I will continue to be grateful for all that I have in my life, especially my 3 beautiful babies that I get to tuck in to bed every night. Because I know that given any number of things that might have happened in my body, I could have lost them as well. And that thought will stay with me forever. There is nothing that could make me more thankful for what I have, than knowing that it, too, might have been lost.
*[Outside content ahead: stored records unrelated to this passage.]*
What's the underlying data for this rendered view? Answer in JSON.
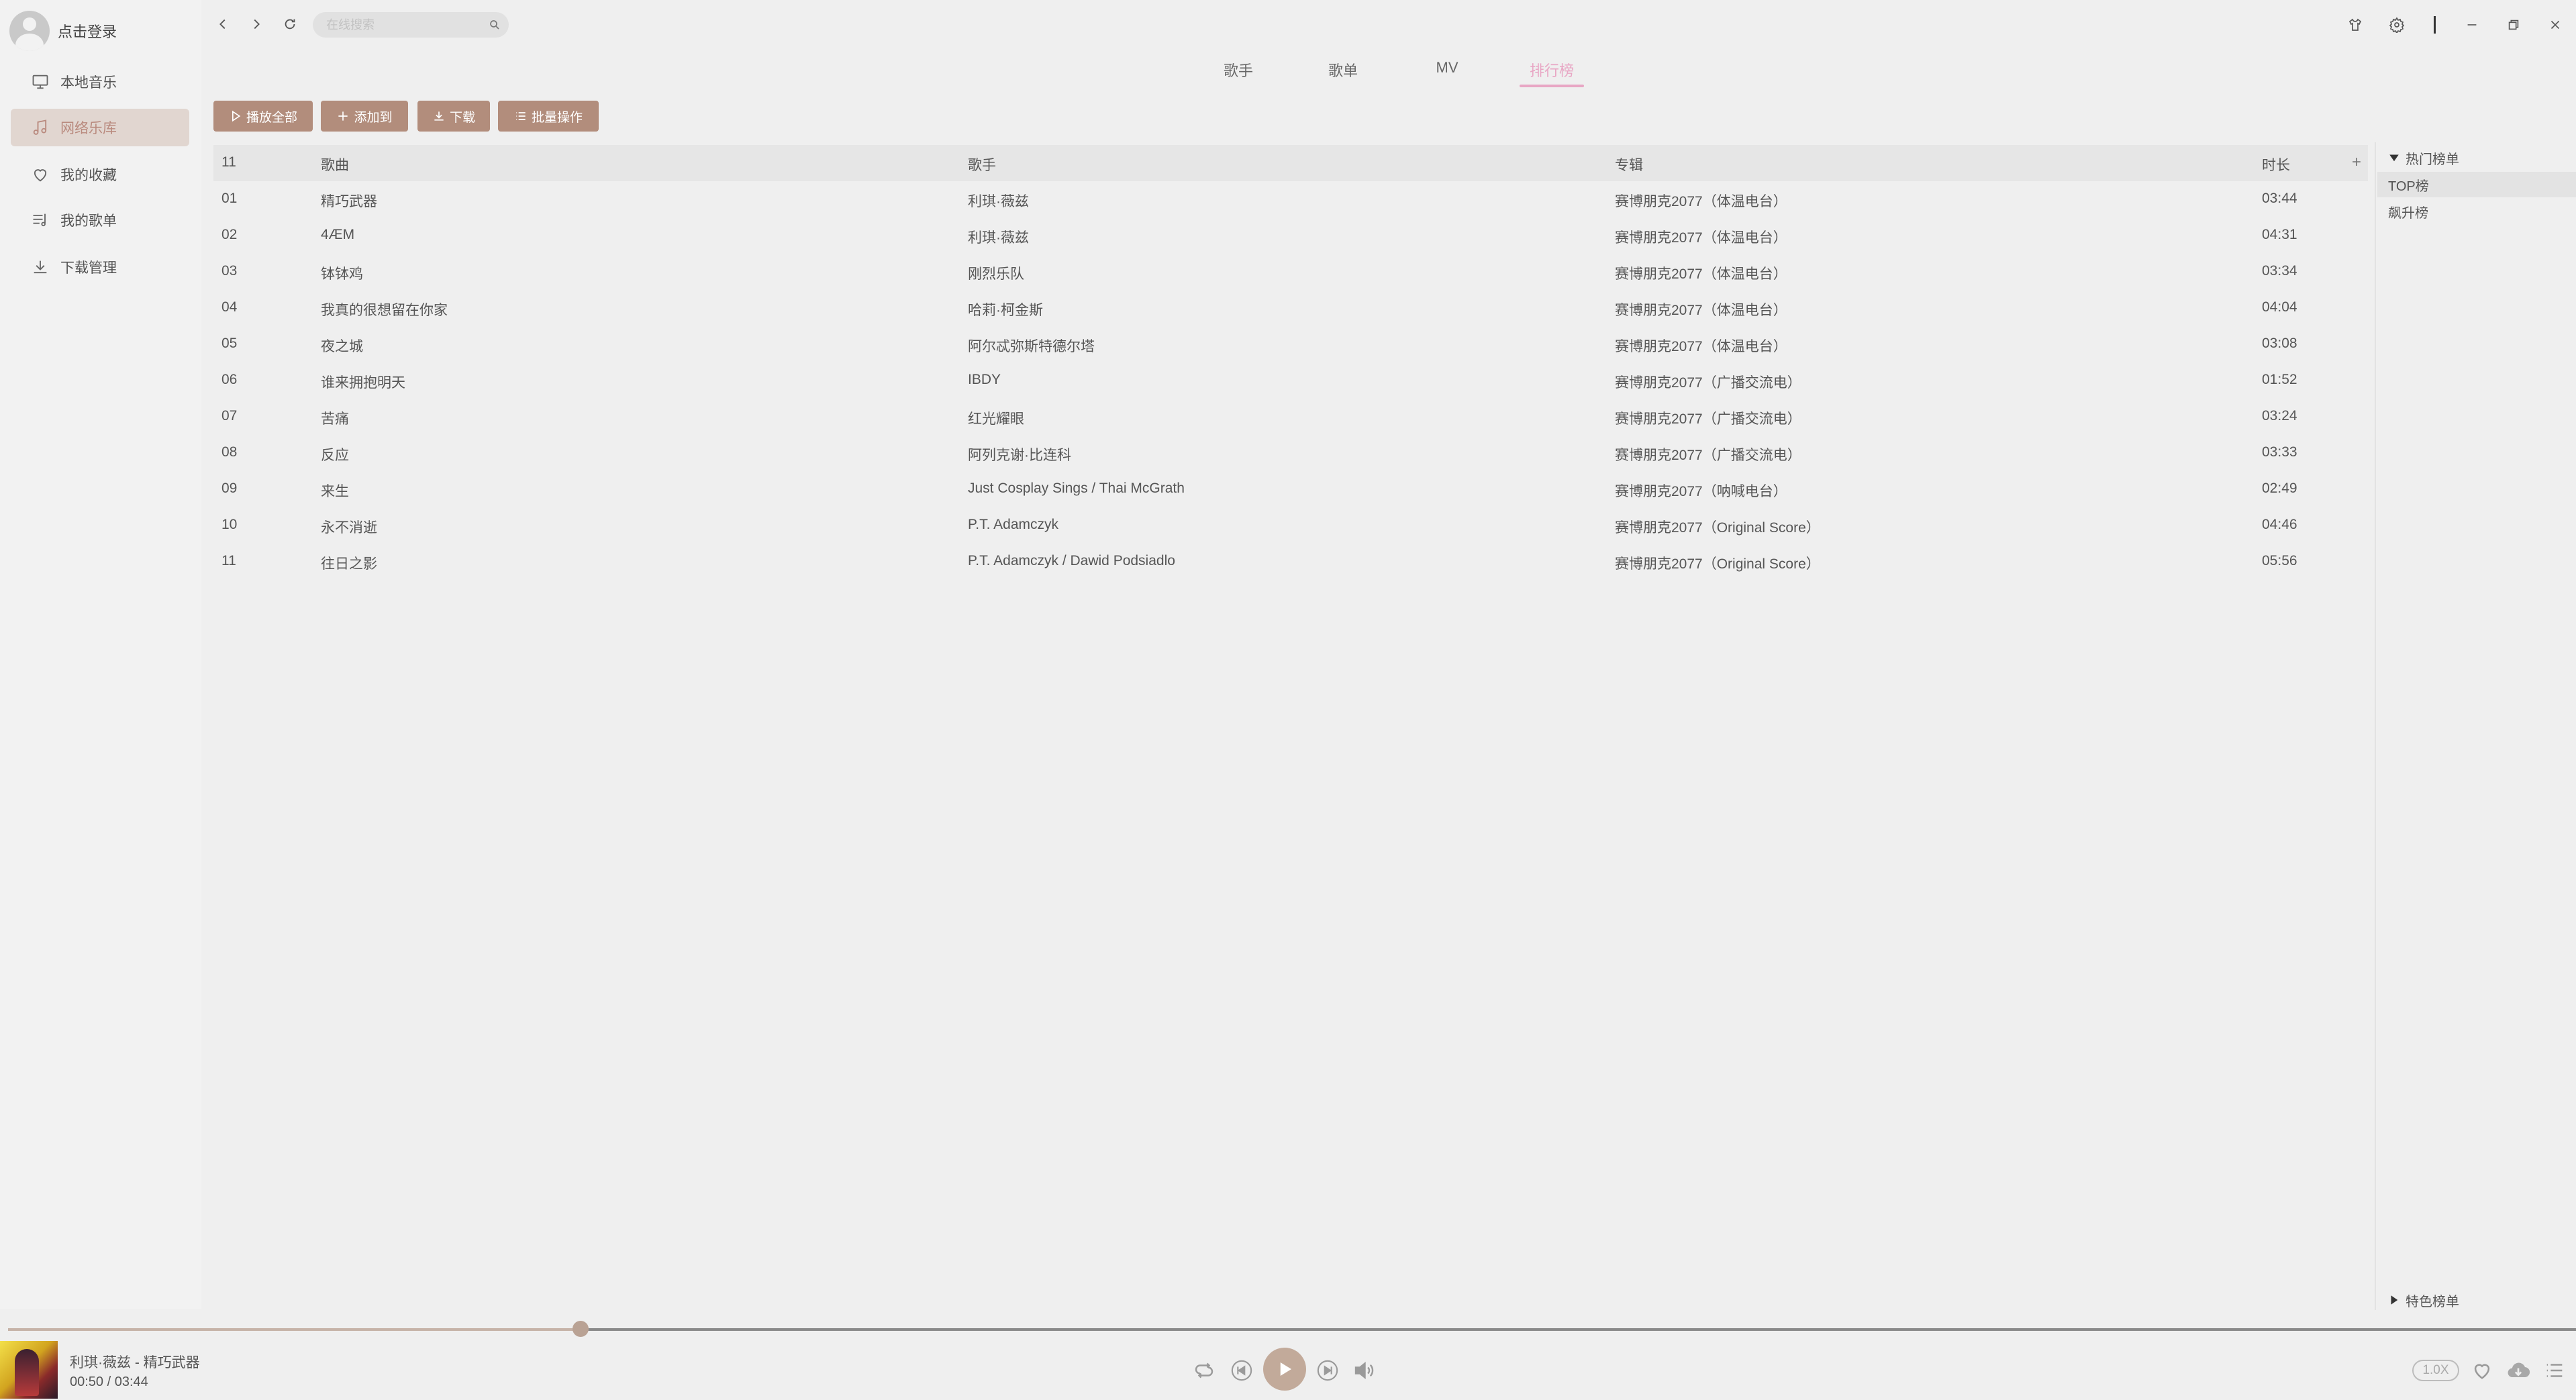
{
  "sidebar": {
    "login_label": "点击登录",
    "items": [
      {
        "label": "本地音乐",
        "icon": "monitor-icon",
        "active": false
      },
      {
        "label": "网络乐库",
        "icon": "music-note-icon",
        "active": true
      },
      {
        "label": "我的收藏",
        "icon": "heart-icon",
        "active": false
      },
      {
        "label": "我的歌单",
        "icon": "playlist-icon",
        "active": false
      },
      {
        "label": "下载管理",
        "icon": "download-icon",
        "active": false
      }
    ]
  },
  "search": {
    "placeholder": "在线搜索",
    "value": ""
  },
  "tabs": [
    {
      "label": "歌手",
      "active": false
    },
    {
      "label": "歌单",
      "active": false
    },
    {
      "label": "MV",
      "active": false
    },
    {
      "label": "排行榜",
      "active": true
    }
  ],
  "actions": {
    "play_all": "播放全部",
    "add_to": "添加到",
    "download": "下载",
    "batch": "批量操作"
  },
  "table": {
    "count": "11",
    "headers": {
      "title": "歌曲",
      "artist": "歌手",
      "album": "专辑",
      "duration": "时长"
    },
    "add_symbol": "+",
    "rows": [
      {
        "no": "01",
        "title": "精巧武器",
        "artist": "利琪·薇兹",
        "album": "赛博朋克2077（体温电台）",
        "duration": "03:44"
      },
      {
        "no": "02",
        "title": "4ÆM",
        "artist": "利琪·薇兹",
        "album": "赛博朋克2077（体温电台）",
        "duration": "04:31"
      },
      {
        "no": "03",
        "title": "钵钵鸡",
        "artist": "刚烈乐队",
        "album": "赛博朋克2077（体温电台）",
        "duration": "03:34"
      },
      {
        "no": "04",
        "title": "我真的很想留在你家",
        "artist": "哈莉·柯金斯",
        "album": "赛博朋克2077（体温电台）",
        "duration": "04:04"
      },
      {
        "no": "05",
        "title": "夜之城",
        "artist": "阿尔忒弥斯特德尔塔",
        "album": "赛博朋克2077（体温电台）",
        "duration": "03:08"
      },
      {
        "no": "06",
        "title": "谁来拥抱明天",
        "artist": "IBDY",
        "album": "赛博朋克2077（广播交流电）",
        "duration": "01:52"
      },
      {
        "no": "07",
        "title": "苦痛",
        "artist": "红光耀眼",
        "album": "赛博朋克2077（广播交流电）",
        "duration": "03:24"
      },
      {
        "no": "08",
        "title": "反应",
        "artist": "阿列克谢·比连科",
        "album": "赛博朋克2077（广播交流电）",
        "duration": "03:33"
      },
      {
        "no": "09",
        "title": "来生",
        "artist": "Just Cosplay Sings / Thai McGrath",
        "album": "赛博朋克2077（呐喊电台）",
        "duration": "02:49"
      },
      {
        "no": "10",
        "title": "永不消逝",
        "artist": "P.T. Adamczyk",
        "album": "赛博朋克2077（Original Score）",
        "duration": "04:46"
      },
      {
        "no": "11",
        "title": "往日之影",
        "artist": "P.T. Adamczyk / Dawid Podsiadlo",
        "album": "赛博朋克2077（Original Score）",
        "duration": "05:56"
      }
    ]
  },
  "right_panel": {
    "hot_header": "热门榜单",
    "hot_items": [
      {
        "label": "TOP榜",
        "active": true
      },
      {
        "label": "飙升榜",
        "active": false
      }
    ],
    "special_header": "特色榜单"
  },
  "player": {
    "track": "利琪·薇兹 - 精巧武器",
    "time": "00:50 / 03:44",
    "progress": 0.223,
    "speed": "1.0X"
  },
  "colors": {
    "accent": "#b28d7c",
    "tab_active": "#e8a6c4",
    "nav_active_bg": "#e1d6d0"
  }
}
  1. We lost a little girl half way through a pregnancy - after an 8 week miscarriage. I called her Gracie. I saw a video by Jesse Duplantis, someone shared it with me - and he talks about those babies we lost - they're in heaven with Jesus -He's taking care of them. When my grandmother died, I just know that as she crossed to the other side, my little girl was there, holding my grandfathers' hand. I can just see her, taking hold of my grandmother's hand in a welcome and walking away with them.

    See, my little girl isn't lost. She's waiting with those that I love and that love me with all their hearts.

    Your little one is,too.

    Now, see, you've made me all weepy! But then, thinking about her like this does that to me - because then I can share her with someone who understands that knowing, that bond, that relationship-in-waiting that only mothers experience with those little ones we've never got to hold!